There are many different dances of the Tripuri people, the largest ethnic group in the state of Tripura.

Types of dances

Goria 

The Goria dance is performed during the Goria puja festival, in the month of April, and includes people from other ethnic groups in addition to the Tripuri themselves. The dance is accompanied by drums and flutes, and consists of both sexes dancing from village to village in a gradually increasing tempo through various mudra which mimic the movements of different aspects of nature.

Hai-hak 

Hai-hak is a dance which is specific to the Halam community within the Tripuri. It is performed to honor the goddess Lakshmi after the annual harvest, and is typically done at her place of worship.

Hojagiri 

Hojagiri is a dance performed by young women of the Reang clan. It consists of four to six members in a team singing and balancing various objects on their head and hands, while only moving the lower half of the body.

Jhum 

Jhum is a dance which is typically performed by girls and boys.

Lebang Boomani 

Both men and women participate in the Lebang Boomani dance.
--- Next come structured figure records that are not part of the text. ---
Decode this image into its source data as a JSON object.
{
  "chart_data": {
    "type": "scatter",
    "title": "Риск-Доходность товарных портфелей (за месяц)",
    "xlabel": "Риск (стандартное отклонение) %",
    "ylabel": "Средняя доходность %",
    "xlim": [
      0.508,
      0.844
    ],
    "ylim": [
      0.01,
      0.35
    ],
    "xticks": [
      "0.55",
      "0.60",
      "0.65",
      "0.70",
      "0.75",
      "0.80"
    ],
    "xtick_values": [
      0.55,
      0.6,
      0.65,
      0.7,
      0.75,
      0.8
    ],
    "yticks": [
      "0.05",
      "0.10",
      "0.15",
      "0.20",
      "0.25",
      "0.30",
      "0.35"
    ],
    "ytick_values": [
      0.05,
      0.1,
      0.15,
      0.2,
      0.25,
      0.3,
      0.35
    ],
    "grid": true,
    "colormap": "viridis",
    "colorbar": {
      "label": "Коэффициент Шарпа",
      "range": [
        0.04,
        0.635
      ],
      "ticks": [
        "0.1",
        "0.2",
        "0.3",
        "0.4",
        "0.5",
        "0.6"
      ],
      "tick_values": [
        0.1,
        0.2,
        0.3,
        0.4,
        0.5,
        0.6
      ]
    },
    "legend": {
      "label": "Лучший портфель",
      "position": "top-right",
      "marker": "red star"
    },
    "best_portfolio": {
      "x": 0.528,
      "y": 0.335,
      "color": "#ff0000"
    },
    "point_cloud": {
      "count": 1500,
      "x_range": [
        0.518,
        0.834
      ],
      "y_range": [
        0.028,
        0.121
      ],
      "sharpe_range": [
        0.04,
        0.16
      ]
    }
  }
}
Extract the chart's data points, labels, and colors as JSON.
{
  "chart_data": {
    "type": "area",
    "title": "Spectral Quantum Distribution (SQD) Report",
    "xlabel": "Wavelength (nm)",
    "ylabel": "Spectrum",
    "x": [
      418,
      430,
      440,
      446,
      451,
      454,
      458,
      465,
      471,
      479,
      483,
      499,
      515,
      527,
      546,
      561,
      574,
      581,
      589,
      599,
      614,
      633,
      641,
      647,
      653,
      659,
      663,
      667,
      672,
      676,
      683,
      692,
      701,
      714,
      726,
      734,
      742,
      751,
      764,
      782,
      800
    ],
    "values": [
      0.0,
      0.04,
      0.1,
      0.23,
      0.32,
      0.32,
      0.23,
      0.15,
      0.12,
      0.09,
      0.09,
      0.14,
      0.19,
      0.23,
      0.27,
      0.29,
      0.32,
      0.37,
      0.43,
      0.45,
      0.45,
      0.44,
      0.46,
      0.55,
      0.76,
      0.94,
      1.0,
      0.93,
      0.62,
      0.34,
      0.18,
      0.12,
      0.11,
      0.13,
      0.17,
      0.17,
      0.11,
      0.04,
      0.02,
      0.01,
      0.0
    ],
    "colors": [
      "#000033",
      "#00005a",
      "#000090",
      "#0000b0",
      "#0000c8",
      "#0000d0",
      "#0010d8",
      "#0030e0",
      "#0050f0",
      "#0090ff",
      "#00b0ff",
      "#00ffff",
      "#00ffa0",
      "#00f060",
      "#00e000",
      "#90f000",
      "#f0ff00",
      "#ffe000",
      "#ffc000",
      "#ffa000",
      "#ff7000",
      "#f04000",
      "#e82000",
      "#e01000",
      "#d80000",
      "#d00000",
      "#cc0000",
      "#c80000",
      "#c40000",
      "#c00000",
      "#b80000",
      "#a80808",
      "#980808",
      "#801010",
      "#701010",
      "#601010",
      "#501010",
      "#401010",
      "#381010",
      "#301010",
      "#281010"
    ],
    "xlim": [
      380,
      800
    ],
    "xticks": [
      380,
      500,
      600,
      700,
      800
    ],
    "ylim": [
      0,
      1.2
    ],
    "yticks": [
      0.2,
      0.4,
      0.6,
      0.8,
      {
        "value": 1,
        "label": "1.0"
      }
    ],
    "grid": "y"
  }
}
The men use bamboo clappers called tokkas to set a beat while the women join them waving colorful scarves to catch the lebang. The rhythmic play of the clappers is thought to attract the lebang out of their hiding places allowing the women to catch them. The dance is accompanied by musical instruments like the flute, khamb, the percussion instrument pung, and the sarinda. Women adorn themselves with silver chains and bangles and ear and nose rings made of bronze.

Mamita 

The Mamita dance is performed at the Mamita Festival, the harvest festival of the Tripuri people.

Mosak sumani 

Mosak sumani is a dance which is performed as a hunting ritual. It mimics the act of hunting through elaborate gestures.

Owa 
The dance is one of the traditional dances of the Mog people of Tripura, who also perform the Sangrai dance. The Mogs are Buddhists, and the Owa -Cho -labre is one of their main Buddhist festivals. The Mogs celebrate the Owa festival on the full moon day of Ashwin in the Bengali calendar. They attend the Buddhist temple, and later launch paper boats or toy boats in the river.

Sangrai 

The Sangrai dance is also performed by the Mog tribe during the Sangrai festival in April.